Parmi les ouvrages qui font souvent référence à l’histoire la plus récente, et qui par voie de conséquence nous intéressent tout particulièrement, il y a le genre très particulier des thrillers, dont le maître incontesté a longtemps été Tom Clancy, et de nombreux autres auteurs d’outre-Atlantique, même si le français Jean-Christophe Grangé, a pu lui aussi peser dans ce domaine.
Pour ouvrir la nouvelle rubrique de la Cliothèque, « polars et thrillers » nous avons choisi cette publication des éditions du rocher, dont nous tenons à saluer, en la personne de Jean-Philippe Bertrand, la réactivité du service de presse.
L’auteur de cet ouvrage est présenté comme un ancien officier des forces spéciales et du renseignement militaire, et à ce titre les références qu’il donne à propos de l’organisation du service action de la DGSE sont parfaitement exacts. Il cite même le CPIS, le centre de formation de Perpignan, très peu connu en général en dehors des milieux militaires. Ce centre parachutiste d’instruction spécialisée forme les agents des forces spéciales, , c’est-à-dire les services action de la DGSE.
Dans cet ouvrage, il est clairement fait référence au phénomène de type wikileaks, c’est-à-dire à la diffusion massive d’informations sensibles, et bien entendu, dans un cadre romancé, à leurs conséquences tragiques.
C’est ici le cas, lorsque les coordonnées d’une trentaine d’agents en retraite du service action de la DGSE sont diffusées sur des sites Internet dont l’origine se révèle impossible à tracer. La conséquence de cette diffusion d’une liste de noms est relatée dans le roman, avec des exécutions sommaires commises par des groupes issus des gangs originaires de certains quartiers sensibles.
La description de l’organisation de ces groupes, qui sont régulièrement présentés dans les pages de faits divers est particulièrement intéressante, tout comme la structuration de l’organisation du trafic de stupéfiants, avec sa hiérarchie qui va du petit guetteur, jusqu’au chef de réseau, en passant par les grossistes et semi grossistes. Dans ce business, les différends commerciaux et les partages de territoire se règlent à l’arme de guerre de plus en plus souvent !
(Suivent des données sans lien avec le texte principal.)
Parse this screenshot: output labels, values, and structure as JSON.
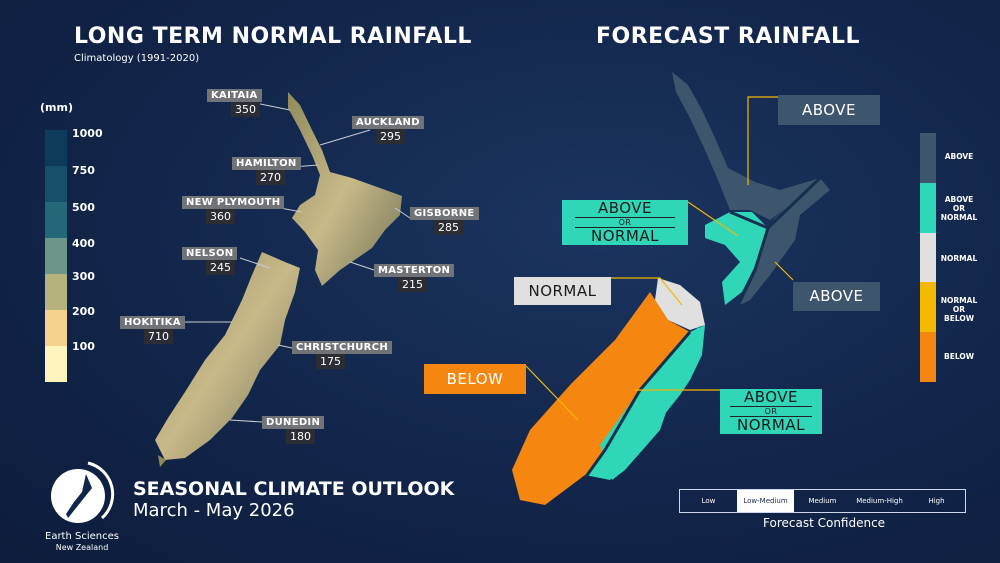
{
  "left": {
    "title": "LONG TERM NORMAL RAINFALL",
    "subtitle": "Climatology (1991-2020)",
    "unit": "(mm)",
    "scale": [
      {
        "label": "1000",
        "color": "#0e3a5c"
      },
      {
        "label": "750",
        "color": "#174e6a"
      },
      {
        "label": "500",
        "color": "#246776"
      },
      {
        "label": "400",
        "color": "#6e958a"
      },
      {
        "label": "300",
        "color": "#b5b27e"
      },
      {
        "label": "200",
        "color": "#f6d28e"
      },
      {
        "label": "100",
        "color": "#fdf5bd"
      }
    ],
    "cities": [
      {
        "name": "KAITAIA",
        "value": "350"
      },
      {
        "name": "AUCKLAND",
        "value": "295"
      },
      {
        "name": "HAMILTON",
        "value": "270"
      },
      {
        "name": "NEW PLYMOUTH",
        "value": "360"
      },
      {
        "name": "GISBORNE",
        "value": "285"
      },
      {
        "name": "NELSON",
        "value": "245"
      },
      {
        "name": "MASTERTON",
        "value": "215"
      },
      {
        "name": "HOKITIKA",
        "value": "710"
      },
      {
        "name": "CHRISTCHURCH",
        "value": "175"
      },
      {
        "name": "DUNEDIN",
        "value": "180"
      }
    ]
  },
  "right": {
    "title": "FORECAST RAINFALL",
    "regions": [
      {
        "top": "ABOVE"
      },
      {
        "top": "ABOVE",
        "or": "OR",
        "bottom": "NORMAL"
      },
      {
        "top": "ABOVE"
      },
      {
        "top": "NORMAL"
      },
      {
        "top": "BELOW"
      },
      {
        "top": "ABOVE",
        "or": "OR",
        "bottom": "NORMAL"
      }
    ],
    "legend": [
      {
        "label": "ABOVE",
        "color": "#3e566d"
      },
      {
        "label": "ABOVE OR NORMAL",
        "color": "#2fd6b8"
      },
      {
        "label": "NORMAL",
        "color": "#e0e0e0"
      },
      {
        "label": "NORMAL OR BELOW",
        "color": "#f5b800"
      },
      {
        "label": "BELOW",
        "color": "#f5860f"
      }
    ],
    "confidence": {
      "levels": [
        "Low",
        "Low-Medium",
        "Medium",
        "Medium-High",
        "High"
      ],
      "selected": "Low-Medium",
      "label": "Forecast Confidence"
    }
  },
  "footer": {
    "title": "SEASONAL CLIMATE OUTLOOK",
    "period": "March - May 2026",
    "logo_text": "Earth Sciences",
    "logo_sub": "New Zealand"
  }
}
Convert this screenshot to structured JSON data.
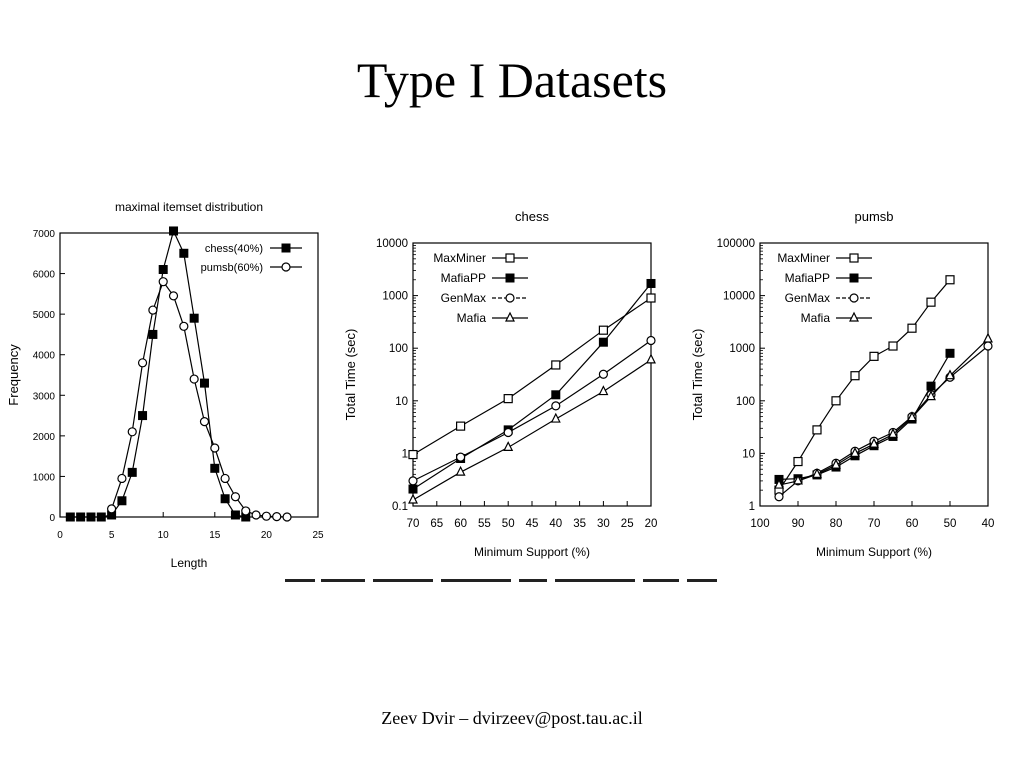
{
  "slide": {
    "title": "Type I Datasets",
    "footer": "Zeev Dvir – dvirzeev@post.tau.ac.il"
  },
  "chart_data": [
    {
      "type": "line",
      "title": "maximal itemset distribution",
      "xlabel": "Length",
      "ylabel": "Frequency",
      "xlim": [
        0,
        25
      ],
      "ylim": [
        0,
        7000
      ],
      "xscale": "linear",
      "yscale": "linear",
      "xticks": [
        0,
        5,
        10,
        15,
        20,
        25
      ],
      "yticks": [
        0,
        1000,
        2000,
        3000,
        4000,
        5000,
        6000,
        7000
      ],
      "legend": "top-right",
      "series": [
        {
          "name": "chess(40%)",
          "marker": "filled-square",
          "x": [
            1,
            2,
            3,
            4,
            5,
            6,
            7,
            8,
            9,
            10,
            11,
            12,
            13,
            14,
            15,
            16,
            17,
            18
          ],
          "y": [
            0,
            0,
            0,
            0,
            50,
            400,
            1100,
            2500,
            4500,
            6100,
            7050,
            6500,
            4900,
            3300,
            1200,
            450,
            50,
            0
          ]
        },
        {
          "name": "pumsb(60%)",
          "marker": "open-circle",
          "x": [
            5,
            6,
            7,
            8,
            9,
            10,
            11,
            12,
            13,
            14,
            15,
            16,
            17,
            18,
            19,
            20,
            21,
            22
          ],
          "y": [
            200,
            950,
            2100,
            3800,
            5100,
            5800,
            5450,
            4700,
            3400,
            2350,
            1700,
            950,
            500,
            150,
            50,
            20,
            10,
            0
          ]
        }
      ]
    },
    {
      "type": "line",
      "title": "chess",
      "xlabel": "Minimum Support (%)",
      "ylabel": "Total Time (sec)",
      "xlim": [
        70,
        20
      ],
      "ylim": [
        0.1,
        10000
      ],
      "xscale": "linear",
      "yscale": "log",
      "xticks": [
        70,
        65,
        60,
        55,
        50,
        45,
        40,
        35,
        30,
        25,
        20
      ],
      "yticks": [
        0.1,
        1,
        10,
        100,
        1000,
        10000
      ],
      "ytick_labels": [
        "0.1",
        "1",
        "10",
        "100",
        "1000",
        "10000"
      ],
      "legend": "top-left",
      "series": [
        {
          "name": "MaxMiner",
          "marker": "open-square",
          "x": [
            70,
            60,
            50,
            40,
            30,
            20
          ],
          "y": [
            0.95,
            3.3,
            11,
            48,
            220,
            900
          ]
        },
        {
          "name": "MafiaPP",
          "marker": "filled-square",
          "x": [
            70,
            60,
            50,
            40,
            30,
            20
          ],
          "y": [
            0.21,
            0.8,
            2.8,
            13,
            130,
            1700
          ]
        },
        {
          "name": "GenMax",
          "marker": "open-circle",
          "x": [
            70,
            60,
            50,
            40,
            30,
            20
          ],
          "y": [
            0.3,
            0.85,
            2.5,
            8,
            32,
            140
          ]
        },
        {
          "name": "Mafia",
          "marker": "open-triangle",
          "x": [
            70,
            60,
            50,
            40,
            30,
            20
          ],
          "y": [
            0.13,
            0.44,
            1.3,
            4.5,
            15,
            60
          ]
        }
      ]
    },
    {
      "type": "line",
      "title": "pumsb",
      "xlabel": "Minimum Support (%)",
      "ylabel": "Total Time (sec)",
      "xlim": [
        100,
        40
      ],
      "ylim": [
        1,
        100000
      ],
      "xscale": "linear",
      "yscale": "log",
      "xticks": [
        100,
        90,
        80,
        70,
        60,
        50,
        40
      ],
      "yticks": [
        1,
        10,
        100,
        1000,
        10000,
        100000
      ],
      "ytick_labels": [
        "1",
        "10",
        "100",
        "1000",
        "10000",
        "100000"
      ],
      "legend": "top-left",
      "series": [
        {
          "name": "MaxMiner",
          "marker": "open-square",
          "x": [
            95,
            90,
            85,
            80,
            75,
            70,
            65,
            60,
            55,
            50
          ],
          "y": [
            2,
            7,
            28,
            100,
            300,
            700,
            1100,
            2400,
            7500,
            20000
          ]
        },
        {
          "name": "MafiaPP",
          "marker": "filled-square",
          "x": [
            95,
            90,
            85,
            80,
            75,
            70,
            65,
            60,
            55,
            50
          ],
          "y": [
            3.2,
            3.3,
            3.9,
            5.5,
            9,
            14,
            21,
            45,
            190,
            800
          ]
        },
        {
          "name": "GenMax",
          "marker": "open-circle",
          "x": [
            95,
            90,
            85,
            80,
            75,
            70,
            65,
            60,
            55,
            50,
            40
          ],
          "y": [
            1.5,
            3,
            4.2,
            6.5,
            11,
            17,
            25,
            50,
            130,
            280,
            1100
          ]
        },
        {
          "name": "Mafia",
          "marker": "open-triangle",
          "x": [
            95,
            90,
            85,
            80,
            75,
            70,
            65,
            60,
            55,
            50,
            40
          ],
          "y": [
            2.5,
            3,
            4,
            6,
            10,
            15,
            23,
            48,
            120,
            300,
            1500
          ]
        }
      ]
    }
  ]
}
L’auteur fait également référence à l’action de Mohamed Mehra en 2012 dans la région de Toulouse et à l’utilisation de ces scooters, de grosses cylindrées, 400 cm³, qui semblent être devenu les véhicules privilégiés des membres de ces bandes. Il est vrai que la maniabilité de ces engins, qui présentent en plus l’intérêt de ne pas demander d’apprentissage particulier comme pour la moto, peut séduire ceux qui veulent disposer d’un moyen de transport rapide, maniable, et favorisant le décrochage rapide.
Dans la description qui est faite dans le roman de certaines actions, on retrouve la technique des voltigeurs du peloton motocycliste de la gendarmerie mobile, qui a été dissous en 1986, après la mort de Malik Oussekine. Le pilote transporte sur une selle biplace un voltigeur qui peut intervenir très rapidement et quitter les lieux encore plus vite après une intervention.
Au-delà des scènes de violence qui sont décrites de façon extrêmement réaliste, l’histoire apparaît comme plutôt bien ficelée, et s’inscrit dans le recyclage des agents des services spéciaux des régimes autoritaires renversés lors de la révolution arabe, de l’action des services secrets iraniens et chinois, le tout optimisé par l’action des hackers.
L’intérêt de cet ouvrage, outre la précision de la documentation, c’est qu’il présente l’ensemble des failles des sociétés démocratiques. À ce titre, et au-delà du thriller, les références au fonctionnement au sommet de l’État, sont multiples. On reconnaît en passant quelques personnalités politiques, même si on n’échappe pas aux clichés qui les concernent.
C’est sans doute dans ce domaine que l’on pourrait émettre quelques réserves. L’auteur, par choix idéologique personnel, ou peut-être par facilité, a tendance à considérer la totalité du personnel politique de la majorité actuelle comme, au mieux incompétente, au pire, faisant preuve de lâcheté. Peu importe en tout cas, l’histoire est bien ficelée et la description des personnages réaliste.
On aurait quand même pu attendre de quelqu’un qui a eu à commander des hommes dans des actions de forces spéciales, une approche un peu plus nuancée. Mais bien entendu, l’auteur a recherché « une bonne histoire », avec des rebondissements. Nous aurions pu suggérer, toujours à propos de la période d’avant 2012, d’évoquer la réorganisation des services de renseignements du précédent quinquennat, et là on sort de la fiction, qui semble avoir posé aux agents de terrain de très nombreux problèmes. Le pire, c’est que cela peut se lire en filigrane dans ce thriller.